Torna la mediazione civile e novità per l’edilizia: le misure del Decreto del Fare 2013



Il decreto del Fare è passato al Senato, con 190 voti favorevoli, 67 contrari e 1 astenuto. Il via libera all'emendamento è arrivato dopo un acceso dibattito dell'Assemblea, con l'intervento dei senatori della commissione Giustizia, mentre l'esecutivo aveva proposto senza successo di riformulare la norma (già modificata in Commissione).

In particolare, la modifica prevede l'abolizione della norma dell'articolo 73 del decreto che permette a chi ha effettuato uno stage presso gli uffici giudiziari di partecipare al concorso in magistratura. Abolita anche la nuova regolamentazione dei tirocini.

Con il decreto del Fare torna anche la mediazione civile, che sarà obbligatoria limitata nel tempo al 2016, anno entro cui dovranno essere valutati gli effetti prodotti dalla sua reintroduzione in termini di velocità di risoluzione delle controversie e di smaltimento dell’arretrato in sede civile.

Se il tentativo di riappacificazione non va a buon fine, al mediatore non spetterà alcun compenso economico.

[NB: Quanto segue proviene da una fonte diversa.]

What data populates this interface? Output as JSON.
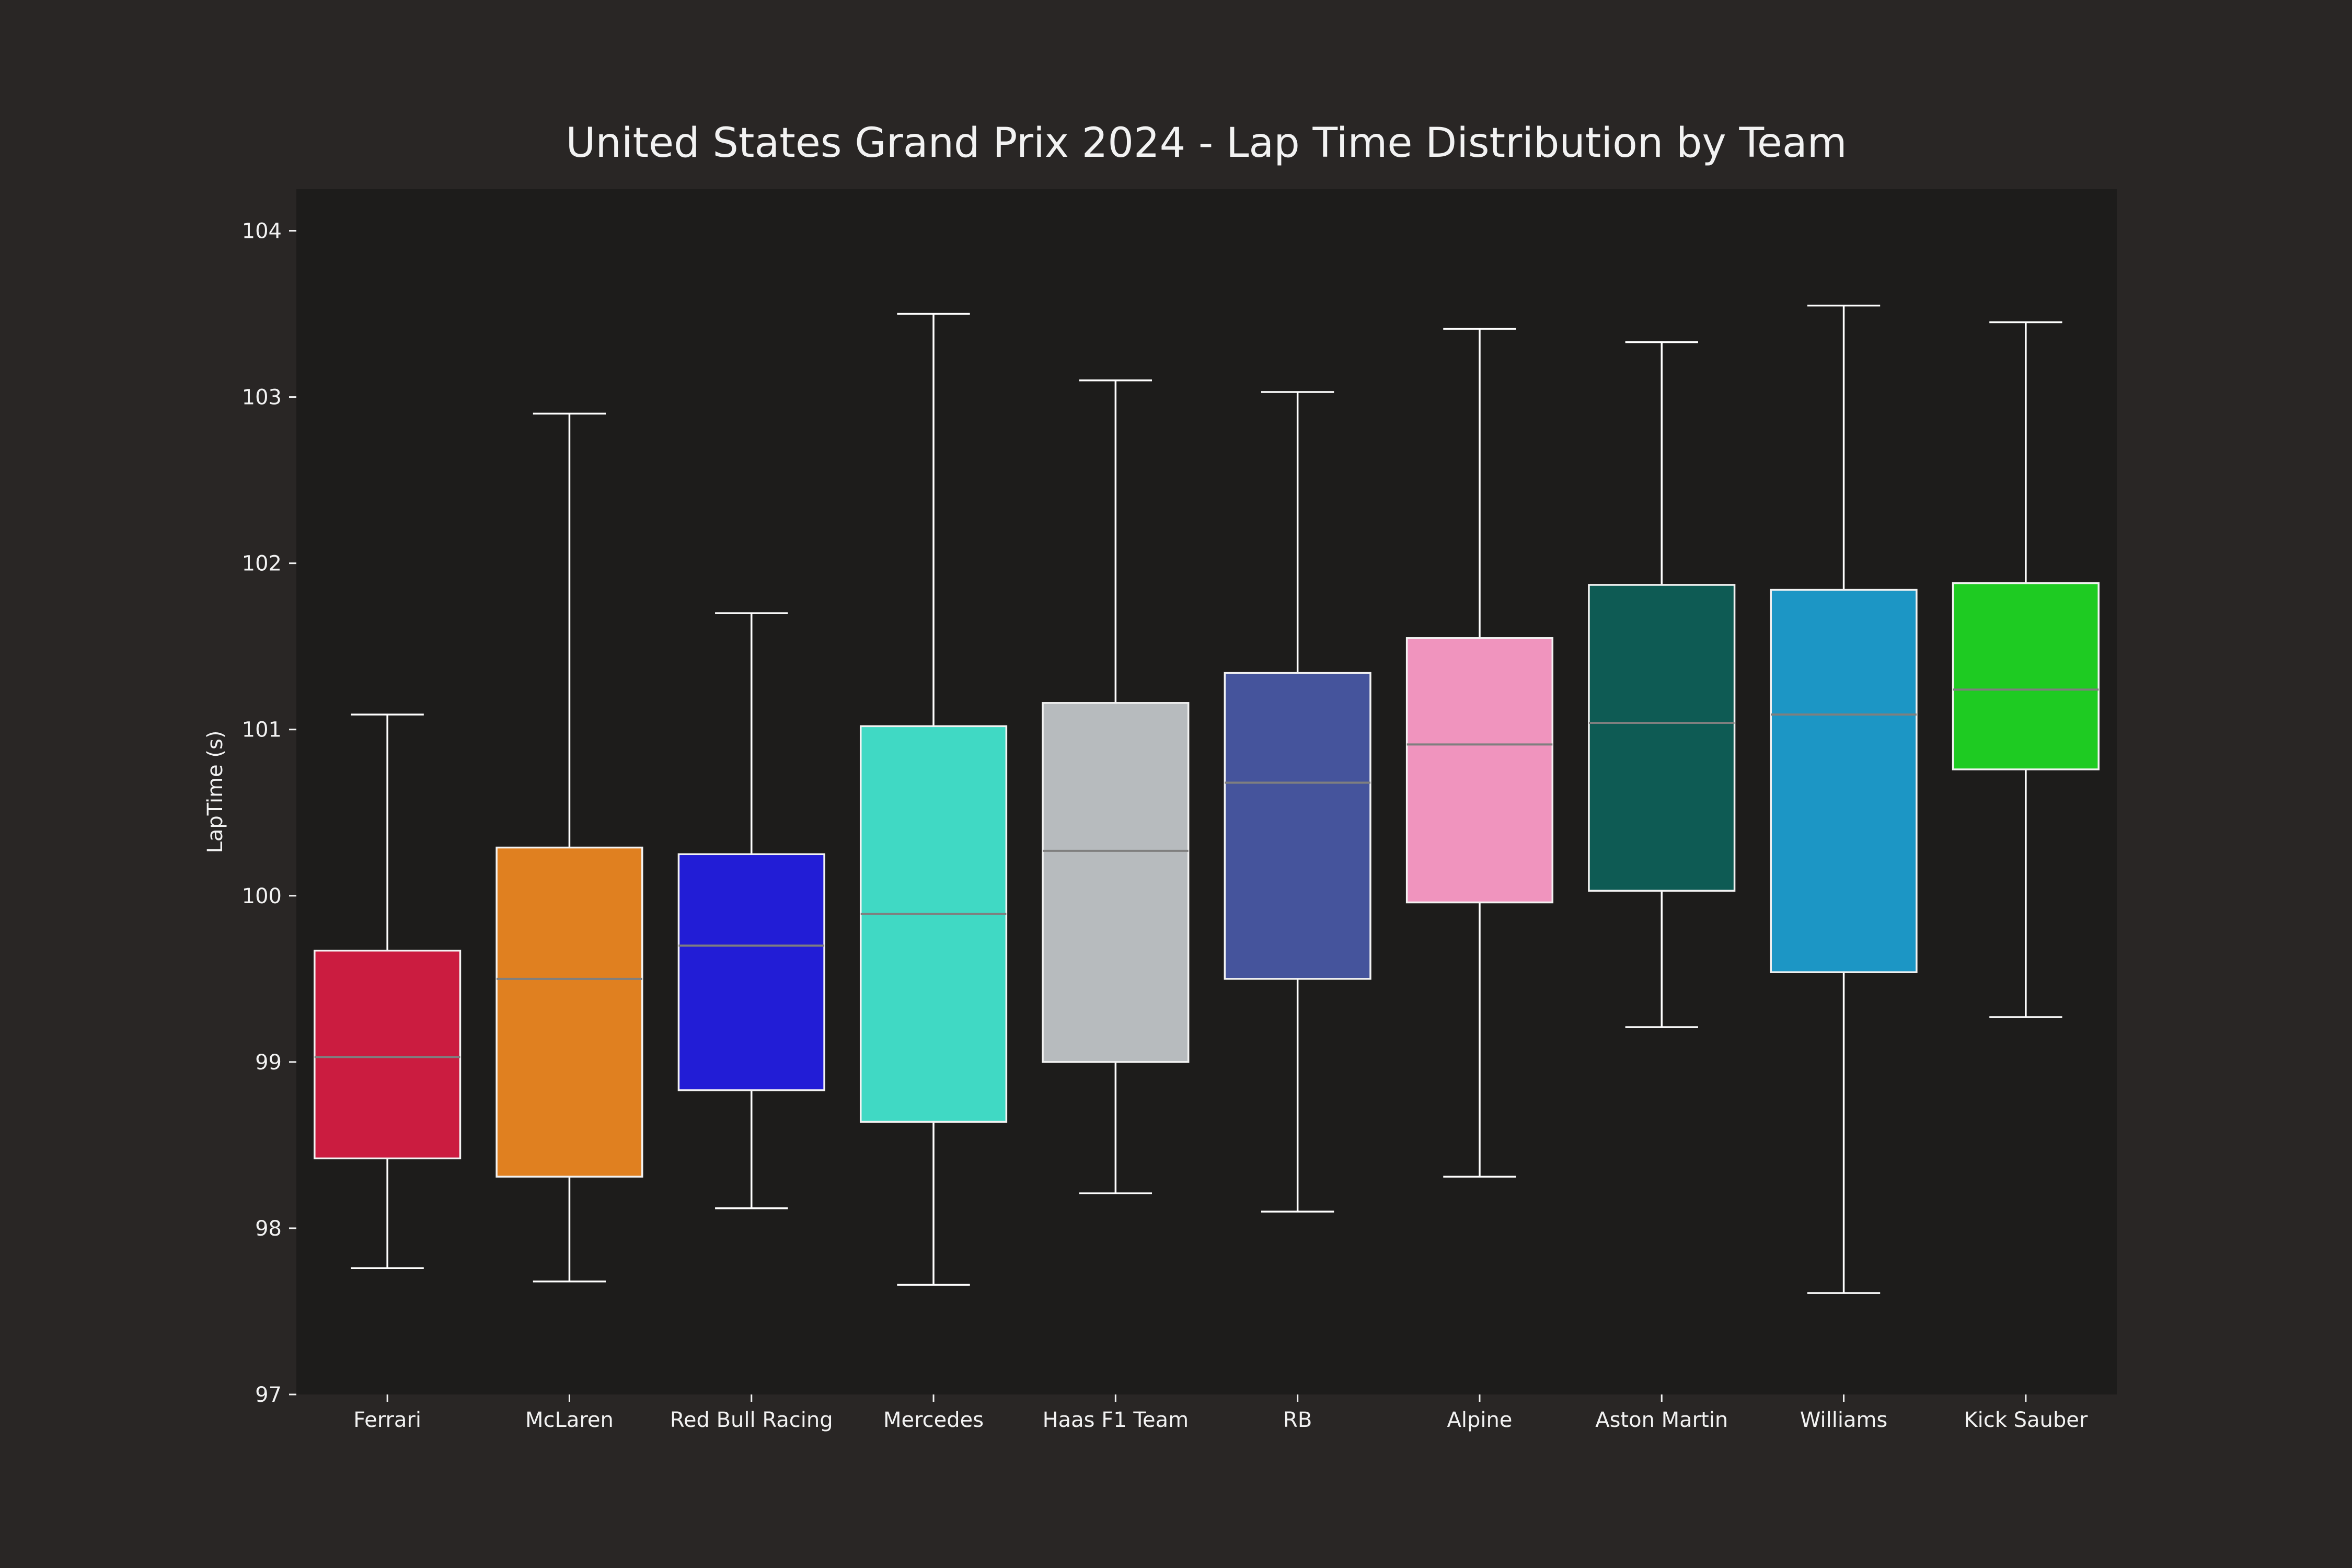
{
  "chart_data": {
    "type": "box",
    "title": "United States Grand Prix 2024 - Lap Time Distribution by Team",
    "xlabel": "",
    "ylabel": "LapTime (s)",
    "ylim": [
      97,
      104.25
    ],
    "yticks": [
      97,
      98,
      99,
      100,
      101,
      102,
      103,
      104
    ],
    "grid": false,
    "legend": "none",
    "categories": [
      "Ferrari",
      "McLaren",
      "Red Bull Racing",
      "Mercedes",
      "Haas F1 Team",
      "RB",
      "Alpine",
      "Aston Martin",
      "Williams",
      "Kick Sauber"
    ],
    "boxes": [
      {
        "team": "Ferrari",
        "color": "#CB1C40",
        "whisker_low": 97.76,
        "q1": 98.42,
        "median": 99.03,
        "q3": 99.67,
        "whisker_high": 101.09
      },
      {
        "team": "McLaren",
        "color": "#E08020",
        "whisker_low": 97.68,
        "q1": 98.31,
        "median": 99.5,
        "q3": 100.29,
        "whisker_high": 102.9
      },
      {
        "team": "Red Bull Racing",
        "color": "#221DD6",
        "whisker_low": 98.12,
        "q1": 98.83,
        "median": 99.7,
        "q3": 100.25,
        "whisker_high": 101.7
      },
      {
        "team": "Mercedes",
        "color": "#40D9C4",
        "whisker_low": 97.66,
        "q1": 98.64,
        "median": 99.89,
        "q3": 101.02,
        "whisker_high": 103.5
      },
      {
        "team": "Haas F1 Team",
        "color": "#B7BBBE",
        "whisker_low": 98.21,
        "q1": 99.0,
        "median": 100.27,
        "q3": 101.16,
        "whisker_high": 103.1
      },
      {
        "team": "RB",
        "color": "#45549C",
        "whisker_low": 98.1,
        "q1": 99.5,
        "median": 100.68,
        "q3": 101.34,
        "whisker_high": 103.03
      },
      {
        "team": "Alpine",
        "color": "#F094BE",
        "whisker_low": 98.31,
        "q1": 99.96,
        "median": 100.91,
        "q3": 101.55,
        "whisker_high": 103.41
      },
      {
        "team": "Aston Martin",
        "color": "#0E5B54",
        "whisker_low": 99.21,
        "q1": 100.03,
        "median": 101.04,
        "q3": 101.87,
        "whisker_high": 103.33
      },
      {
        "team": "Williams",
        "color": "#1C96C5",
        "whisker_low": 97.61,
        "q1": 99.54,
        "median": 101.09,
        "q3": 101.84,
        "whisker_high": 103.55
      },
      {
        "team": "Kick Sauber",
        "color": "#1ECB22",
        "whisker_low": 99.27,
        "q1": 100.76,
        "median": 101.24,
        "q3": 101.88,
        "whisker_high": 103.45
      }
    ],
    "colors": {
      "figure_background": "#292625",
      "plot_background": "#1D1C1B",
      "text": "#F2F2F2",
      "whisker": "#FFFFFF",
      "median": "#7F7F7F"
    }
  }
}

Le materie coinvolte saranno, in particolare, quelle di tipo condominiale, sulle locazioni, sul risarcimento danni da responsabilità medica, mentre sono state escluse le vertenze derivanti da incidenti stradali.

La mediazione potrà essere richiesta anche in fase di appello e potrà essere anche il giudice, una volta chiarito il quadro della disputa, a richiederne il ricorso.

Per ripristinare la semplificazione in edilizia privata, che con la Scia, segnalazione certificata di inizio attività, permetterà di demolire e ricostruire modificando le sagome degli edifici, è stata approvata la proposta che prevede il ripristino della norma licenziata da Montecitorio ma con alcuni vincoli per gli interventi nei centri storici.

Tale norma obbliga i Comuni a stabilire, entro il 30 giugno 2014, nella sfera delle zone omogenee A (centri storici), le aree in cui non si può applicare la Scia per interventi di demolizione o ricostruzione che comportino modifiche della sagoma.

Se gli enti locali non si attiveranno, in assenza di un intervento sostitutivo della Regione, la deliberazione sarà assunta da un Commissario designato dal ministro delle Infrastrutture. Il decreto del Fare abolisce poi il contestato Durt, documento unitario di regolarità tributaria, da presentare negli appalti.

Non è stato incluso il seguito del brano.